Re: [PATCH net-next v3 1/3] rust: core abstractions for network PHY drivers
From: FUJITA Tomonori <fujita.tomonori@gmail.com>
Date: 2023-10-13 09:53:51
Also in:
rust-for-linux
On Fri, 13 Oct 2023 07:56:07 +0000 Benno Lossin [off-list ref] wrote:
quoted
btw, what's the purpose of using Rust in linux kernel? Creating sound Rust abstractions? Making linux kernel more reliable, or something else? For me, making linux kernel more reliable is the whole point. Thus I still can't understand the slogan that Rust abstractions can't trust subsystems.For me it is making the Linux kernel more reliable. The Rust abstractions are just a tool for that goal: we offload the difficult task of handling the C <-> Rust interactions and other `unsafe` features into those abstractions. Then driver authors do not need to concern themselves with that and can freely write drivers in safe Rust. Since there will be a lot more drivers than abstractions, this will pay off in the end, since we will have a lot less `unsafe` code than safe code. Concentrating the difficult/`unsafe` code in the abstractions make it easier to review (compared to `unsafe` code in every driver) and easier to maintain, if we find a soundness issue, we only have to fix it in the abstractions.
Agreed.
quoted
Rust abstractions always must check the validity of values that subsysmtes give because subsysmtes might give an invalid value. Like the enum state issue, if PHYLIB has a bug then give a random value, so the abstraction have to prevent the invalid value in Rust with validity checking. But with such critical bug, likely the system cannot continue to run anyway. Preventing the invalid state in Rust aren't useful much for system reliability.It's not that we do not trust the subsystems, for example when we register a callback `foo` and the C side documents that it is ok to sleep within `foo`, then we will assume so. If we would not trust the C side, then we would have to disallow sleeping there, since sleeping while holding a spinlock is UB (and the C side could accidentally be holding a spinlock). But there are certain things where we do not trust the subsystems, these are mainly things where we can afford it from a performance and usability perspective (in the example above we could not afford it from a usability perspective).
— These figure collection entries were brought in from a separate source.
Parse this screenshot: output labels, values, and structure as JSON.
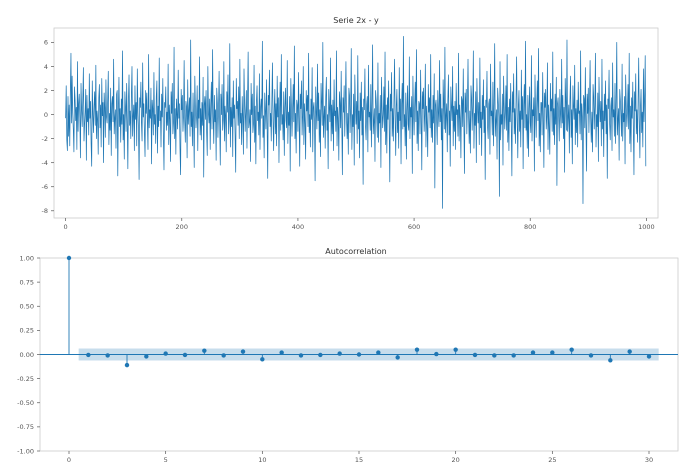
{
  "chart_data": [
    {
      "type": "line",
      "title": "Serie 2x - y",
      "xlabel": "",
      "ylabel": "",
      "xlim": [
        -20,
        1020
      ],
      "ylim": [
        -8.6,
        7.2
      ],
      "xticks": [
        0,
        200,
        400,
        600,
        800,
        1000
      ],
      "yticks": [
        -8,
        -6,
        -4,
        -2,
        0,
        2,
        4,
        6
      ],
      "grid": false,
      "color": "#1f77b4",
      "series": [
        {
          "x_start": 0,
          "x_step": 1,
          "values": [
            -0.3,
            2.4,
            -2.1,
            -3.0,
            1.5,
            -1.8,
            0.8,
            -2.6,
            1.9,
            5.1,
            -0.7,
            3.2,
            0.1,
            -1.2,
            -3.1,
            2.3,
            1.2,
            -0.5,
            0.6,
            -2.9,
            4.4,
            -1.4,
            0.9,
            1.7,
            -0.2,
            -3.6,
            2.6,
            0.4,
            -1.0,
            1.3,
            3.9,
            -2.2,
            -0.8,
            0.2,
            2.1,
            -3.8,
            1.6,
            -0.6,
            0.5,
            -1.7,
            3.4,
            -0.3,
            1.1,
            -2.4,
            -4.3,
            2.8,
            0.0,
            -1.5,
            0.7,
            1.9,
            -0.9,
            4.1,
            -2.0,
            0.3,
            -0.4,
            -3.3,
            1.4,
            2.5,
            -1.1,
            0.8,
            -2.7,
            3.0,
            -0.1,
            1.0,
            -4.0,
            1.8,
            0.6,
            -1.9,
            2.9,
            -0.2,
            -0.7,
            1.2,
            3.6,
            -2.5,
            0.1,
            -1.3,
            2.2,
            -3.4,
            0.9,
            1.5,
            -0.6,
            4.6,
            -1.6,
            -0.3,
            0.4,
            -2.8,
            1.7,
            2.0,
            -5.1,
            0.2,
            3.1,
            -1.0,
            0.5,
            -2.3,
            1.3,
            -0.8,
            5.3,
            -2.1,
            0.0,
            -3.7,
            1.9,
            0.7,
            -1.4,
            2.6,
            -0.5,
            -4.5,
            1.1,
            3.3,
            -0.9,
            0.3,
            -2.0,
            1.6,
            4.0,
            -1.8,
            -0.1,
            0.8,
            -3.0,
            2.4,
            -0.4,
            1.0,
            -2.6,
            3.8,
            0.2,
            -1.2,
            -5.4,
            1.4,
            0.6,
            2.7,
            -0.7,
            -2.2,
            4.3,
            -0.2,
            0.9,
            -1.5,
            -3.5,
            2.0,
            0.1,
            1.8,
            -0.6,
            -2.9,
            5.0,
            -1.1,
            0.4,
            -0.3,
            2.2,
            -4.1,
            1.2,
            0.5,
            -1.7,
            3.5,
            -0.8,
            0.0,
            -2.4,
            1.5,
            2.8,
            -3.2,
            0.7,
            -1.0,
            4.7,
            -0.5,
            0.3,
            -2.7,
            1.7,
            -0.2,
            3.0,
            -1.9,
            -4.6,
            1.0,
            0.6,
            2.3,
            -1.3,
            0.2,
            -0.9,
            4.2,
            -2.5,
            0.8,
            -0.4,
            -3.9,
            1.9,
            0.1,
            2.6,
            -1.6,
            -0.7,
            5.6,
            -2.0,
            0.5,
            -3.3,
            1.3,
            0.0,
            -1.2,
            3.7,
            -0.3,
            0.9,
            -2.8,
            -5.0,
            2.1,
            0.4,
            1.6,
            -1.4,
            -0.1,
            4.5,
            -0.6,
            -2.3,
            1.1,
            0.7,
            -3.6,
            2.9,
            -0.8,
            0.3,
            1.4,
            -1.8,
            6.2,
            -1.0,
            0.2,
            -2.6,
            1.8,
            -0.5,
            -4.4,
            3.2,
            0.6,
            -1.1,
            0.0,
            2.4,
            -3.0,
            1.2,
            -0.3,
            4.8,
            -1.7,
            0.5,
            -2.1,
            1.0,
            -0.9,
            3.1,
            -5.2,
            0.8,
            1.5,
            -0.4,
            2.0,
            -1.5,
            -3.4,
            4.0,
            0.1,
            -0.7,
            1.3,
            -2.9,
            0.9,
            2.7,
            -1.2,
            5.4,
            -0.2,
            -2.4,
            1.6,
            -0.6,
            0.4,
            -3.8,
            2.2,
            1.0,
            -1.9,
            0.3,
            3.6,
            -0.8,
            -4.2,
            1.7,
            0.0,
            2.5,
            -1.3,
            -0.5,
            4.4,
            -2.2,
            0.7,
            -0.1,
            -3.1,
            1.9,
            0.2,
            3.3,
            -1.6,
            -0.4,
            5.9,
            -2.7,
            0.6,
            -1.0,
            1.4,
            -3.5,
            2.8,
            -0.3,
            0.8,
            -1.8,
            -4.8,
            3.0,
            0.5,
            1.1,
            -0.9,
            2.3,
            -2.0,
            4.6,
            -0.7,
            0.1,
            -2.5,
            1.5,
            -0.2,
            -3.3,
            3.8,
            0.9,
            -1.4,
            0.3,
            2.0,
            -2.8,
            1.2,
            5.2,
            -1.1,
            -0.6,
            0.4,
            -3.9,
            2.6,
            0.0,
            1.7,
            -1.5,
            -0.8,
            4.1,
            -2.3,
            0.7,
            -4.1,
            1.0,
            2.4,
            -0.5,
            0.2,
            -1.7,
            3.4,
            -2.9,
            0.6,
            1.3,
            -0.3,
            6.1,
            -1.9,
            -0.1,
            -3.6,
            1.8,
            0.4,
            -1.2,
            2.9,
            -0.7,
            -5.3,
            1.6,
            0.8,
            3.7,
            -1.0,
            0.1,
            -2.2,
            1.1,
            4.3,
            -0.4,
            -3.0,
            0.5,
            2.1,
            -1.6,
            0.9,
            -2.6,
            3.2,
            -0.2,
            1.4,
            -4.0,
            0.3,
            2.7,
            -1.3,
            5.0,
            -0.8,
            0.0,
            -2.1,
            1.9,
            -3.4,
            0.6,
            2.2,
            -0.5,
            -1.1,
            4.5,
            -2.4,
            0.2,
            -0.9,
            1.5,
            -4.7,
            3.0,
            0.7,
            -1.8,
            0.4,
            2.5,
            -0.6,
            5.7,
            -2.0,
            0.1,
            -3.2,
            1.2,
            0.8,
            -1.4,
            3.5,
            -0.3,
            -4.3,
            1.7,
            0.5,
            2.8,
            -1.7,
            -0.1,
            4.0,
            -2.5,
            0.9,
            -0.7,
            -3.7,
            2.0,
            0.3,
            1.6,
            -1.0,
            5.1,
            -1.5,
            0.0,
            -2.7,
            1.3,
            -0.4,
            3.9,
            -3.1,
            0.6,
            1.0,
            -0.8,
            -5.5,
            2.3,
            0.2,
            -1.2,
            4.2,
            -0.5,
            1.8,
            -2.3,
            0.4,
            -3.5,
            2.6,
            1.1,
            -0.9,
            6.0,
            -1.9,
            -0.2,
            0.7,
            -2.8,
            1.5,
            3.1,
            -1.3,
            0.0,
            -4.5,
            2.1,
            0.5,
            -0.6,
            4.7,
            -2.2,
            0.8,
            -1.6,
            1.2,
            -3.0,
            2.9,
            -0.1,
            0.3,
            -1.4,
            5.3,
            -2.6,
            0.6,
            -0.3,
            -3.8,
            1.9,
            1.0,
            -1.1,
            3.6,
            -0.7,
            -5.0,
            1.4,
            0.2,
            2.4,
            -1.8,
            0.9,
            4.4,
            -0.4,
            -2.0,
            0.1,
            -3.3,
            2.2,
            1.6,
            -1.5,
            0.5,
            5.5,
            -2.9,
            0.0,
            -1.0,
            1.7,
            -4.2,
            3.3,
            0.7,
            -0.8,
            1.1,
            -2.4,
            4.9,
            -1.2,
            0.3,
            -3.6,
            1.8,
            -0.5,
            2.7,
            -1.7,
            0.6,
            -5.8,
            1.3,
            0.4,
            3.8,
            -0.9,
            -2.1,
            0.8,
            1.5,
            -3.1,
            4.1,
            -0.2,
            0.2,
            -1.3,
            2.5,
            -2.7,
            0.9,
            5.8,
            -1.6,
            -0.6,
            0.5,
            -3.9,
            2.0,
            1.2,
            -0.3,
            -1.9,
            4.3,
            -2.3,
            0.1,
            -0.7,
            1.6,
            -4.4,
            3.1,
            0.6,
            -1.1,
            0.0,
            2.3,
            -1.4,
            5.2,
            -2.5,
            0.8,
            -3.2,
            1.4,
            -0.4,
            2.8,
            -0.9,
            -5.6,
            1.7,
            0.3,
            3.5,
            -1.8,
            0.5,
            -2.2,
            1.0,
            4.6,
            -0.1,
            -3.4,
            0.7,
            2.1,
            -1.5,
            0.2,
            -2.8,
            3.9,
            -0.5,
            1.3,
            -4.1,
            0.9,
            2.6,
            -1.2,
            6.5,
            -1.0,
            0.0,
            -2.6,
            1.8,
            -3.7,
            0.4,
            2.4,
            -0.8,
            -1.3,
            4.8,
            -2.0,
            0.6,
            -0.2,
            1.5,
            -4.9,
            3.2,
            0.1,
            -1.7,
            0.8,
            2.7,
            -0.6,
            5.4,
            -2.4,
            0.3,
            -3.0,
            1.1,
            0.9,
            -1.6,
            3.7,
            -0.3,
            -4.6,
            1.9,
            0.5,
            2.2,
            -1.4,
            0.0,
            4.2,
            -2.7,
            0.7,
            -0.9,
            -3.5,
            2.5,
            0.2,
            1.4,
            -1.1,
            5.0,
            -1.9,
            0.4,
            -2.3,
            1.6,
            -0.7,
            3.4,
            -6.1,
            0.8,
            1.2,
            -0.4,
            -2.5,
            2.0,
            0.1,
            -1.0,
            4.5,
            -0.6,
            1.7,
            -2.1,
            0.5,
            -7.8,
            2.9,
            1.0,
            -1.2,
            5.6,
            -1.5,
            -0.1,
            0.9,
            -3.1,
            1.3,
            3.3,
            -1.7,
            0.3,
            -4.3,
            2.3,
            0.6,
            -0.5,
            4.0,
            -2.6,
            0.7,
            -1.4,
            1.1,
            -2.9,
            2.6,
            0.0,
            0.4,
            -1.8,
            5.1,
            -2.2,
            0.8,
            -0.3,
            -3.6,
            1.5,
            1.2,
            -1.0,
            3.8,
            -0.8,
            -4.9,
            1.8,
            0.2,
            2.1,
            -1.6,
            0.9,
            4.6,
            -0.2,
            -2.4,
            0.3,
            -3.2,
            2.4,
            1.4,
            -1.3,
            0.6,
            5.3,
            -2.8,
            0.1,
            -0.9,
            1.9,
            -4.0,
            3.0,
            0.5,
            -0.7,
            1.0,
            -2.5,
            4.7,
            -1.1,
            0.2,
            -3.4,
            1.6,
            -0.4,
            2.9,
            -1.5,
            0.7,
            -5.4,
            1.2,
            0.6,
            3.6,
            -1.0,
            -2.0,
            0.9,
            1.3,
            -3.3,
            4.2,
            -0.1,
            0.3,
            -1.7,
            2.7,
            -2.6,
            1.0,
            5.9,
            -1.8,
            -0.5,
            0.4,
            -3.7,
            2.2,
            1.1,
            -0.2,
            -6.8,
            4.4,
            -2.1,
            0.0,
            -0.8,
            1.7,
            -4.2,
            3.2,
            0.8,
            -1.2,
            0.1,
            2.4,
            -1.3,
            5.0,
            -2.3,
            0.6,
            -3.0,
            1.3,
            -0.6,
            2.6,
            -1.0,
            -5.1,
            1.9,
            0.2,
            3.4,
            -1.6,
            0.5,
            -2.4,
            1.1,
            4.8,
            -0.3,
            -3.6,
            0.7,
            2.0,
            -1.4,
            0.3,
            -2.7,
            3.7,
            -0.4,
            1.5,
            -4.5,
            0.8,
            2.5,
            -1.1,
            6.1,
            -1.3,
            0.0,
            -2.8,
            1.6,
            -3.5,
            0.5,
            2.3,
            -0.7,
            -1.5,
            4.9,
            -2.2,
            0.4,
            -0.1,
            1.4,
            -4.7,
            3.3,
            0.2,
            -1.9,
            0.9,
            2.8,
            -0.5,
            5.5,
            -2.6,
            0.1,
            -3.1,
            1.0,
            1.0,
            -1.7,
            3.5,
            -0.2,
            -4.4,
            1.8,
            0.6,
            2.1,
            -1.2,
            -0.1,
            4.3,
            -2.9,
            0.8,
            -1.0,
            -3.3,
            2.6,
            0.3,
            1.3,
            -1.4,
            5.2,
            -1.7,
            0.5,
            -2.5,
            1.7,
            -0.8,
            3.1,
            -5.9,
            0.9,
            1.4,
            -0.3,
            -2.2,
            2.1,
            0.0,
            -1.1,
            4.6,
            -0.7,
            1.6,
            -2.0,
            0.6,
            -4.8,
            3.0,
            1.1,
            -1.3,
            6.2,
            -1.4,
            -0.2,
            0.8,
            -3.2,
            1.2,
            3.2,
            -1.9,
            0.4,
            -4.1,
            2.4,
            0.7,
            -0.4,
            4.1,
            -2.5,
            0.5,
            -1.5,
            1.2,
            -2.7,
            2.7,
            0.1,
            0.3,
            -1.6,
            5.3,
            -2.1,
            0.9,
            -0.2,
            -7.4,
            1.6,
            1.3,
            -1.1,
            3.9,
            -0.9,
            -4.7,
            1.7,
            0.1,
            2.2,
            -1.5,
            1.0,
            4.5,
            -0.3,
            -2.3,
            0.2,
            -3.1,
            2.5,
            1.5,
            -1.2,
            0.7,
            5.1,
            -2.7,
            0.0,
            -1.0,
            1.8,
            -3.9,
            3.1,
            0.6,
            -0.6,
            1.1,
            -2.6,
            4.6,
            -1.2,
            0.3,
            -3.5,
            1.7,
            -0.5,
            2.8,
            -1.6,
            0.8,
            -5.3,
            1.3,
            0.5,
            3.7,
            -0.8,
            -2.1,
            0.7,
            1.4,
            -3.0,
            4.3,
            -0.2,
            0.4,
            -1.8,
            2.6,
            -2.4,
            1.1,
            6.0,
            -1.7,
            -0.4,
            0.5,
            -3.8,
            2.1,
            1.2,
            -0.1,
            -1.8,
            4.2,
            -2.2,
            0.1,
            -0.6,
            1.5,
            -4.1,
            3.3,
            0.7,
            -1.0,
            0.2,
            2.5,
            -1.2,
            5.1,
            -2.4,
            0.7,
            -3.1,
            1.4,
            -0.3,
            2.7,
            -1.1,
            -5.0,
            1.9,
            0.3,
            3.4,
            -1.6,
            0.4,
            -2.3,
            1.0,
            4.7,
            -0.4,
            -3.6,
            0.6,
            2.1,
            -1.5,
            0.2,
            -2.7,
            3.8,
            -0.6,
            1.3,
            4.9,
            -4.3
          ]
        }
      ]
    },
    {
      "type": "stem",
      "title": "Autocorrelation",
      "xlabel": "",
      "ylabel": "",
      "xlim": [
        -1.5,
        31.5
      ],
      "ylim": [
        -1.0,
        1.0
      ],
      "xticks": [
        0,
        5,
        10,
        15,
        20,
        25,
        30
      ],
      "yticks": [
        "-1.00",
        "-0.75",
        "-0.50",
        "-0.25",
        "0.00",
        "0.25",
        "0.50",
        "0.75",
        "1.00"
      ],
      "confidence_band": [
        -0.062,
        0.062
      ],
      "color": "#1f77b4",
      "x": [
        0,
        1,
        2,
        3,
        4,
        5,
        6,
        7,
        8,
        9,
        10,
        11,
        12,
        13,
        14,
        15,
        16,
        17,
        18,
        19,
        20,
        21,
        22,
        23,
        24,
        25,
        26,
        27,
        28,
        29,
        30
      ],
      "values": [
        1.0,
        -0.005,
        -0.01,
        -0.11,
        -0.02,
        0.01,
        -0.005,
        0.04,
        -0.01,
        0.03,
        -0.05,
        0.02,
        -0.01,
        -0.005,
        0.01,
        0.0,
        0.02,
        -0.03,
        0.05,
        0.005,
        0.05,
        -0.005,
        -0.01,
        -0.01,
        0.02,
        0.02,
        0.05,
        -0.01,
        -0.06,
        0.03,
        -0.02
      ]
    }
  ]
}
You need maintenance cost too here. That's exactly the discussion point during reviewing the enum code, the kinda cut-and-paste from C code and match code that Andrew and Grek want to avoid.
In the enum case it would also be incredibly simple for the C side to just make a slight mistake and set the integer to a value outside of the specified range. This strengthens the case for checking validity here. When an invalid value is given to Rust we have immediate UB. In Rust UB always means that anything can happen so we must avoid it at all costs.
I'm not sure the general rules in Rust can be applied to linux kernel. If the C side (PHYLIB) to set in an invalid value to the state, probably the network doesn't work; already anything can happen in the system at this point. Then the Rust abstractions get the invalid value from the C side and detect an error with a check. The abstractions return an error to a Rust PHY driver. Next what can the Rust PHY driver do? Stop working? Calling dev_err() to print something and then selects the state randomly and continue? What's the practical benefit from the check?
In this case having a check would not really hurt performance and in terms of usability it also seems reasonable. If it would be bad for performance, let us know.
Bad for maintenance cost. Please read the discussion in the review on rfc v1.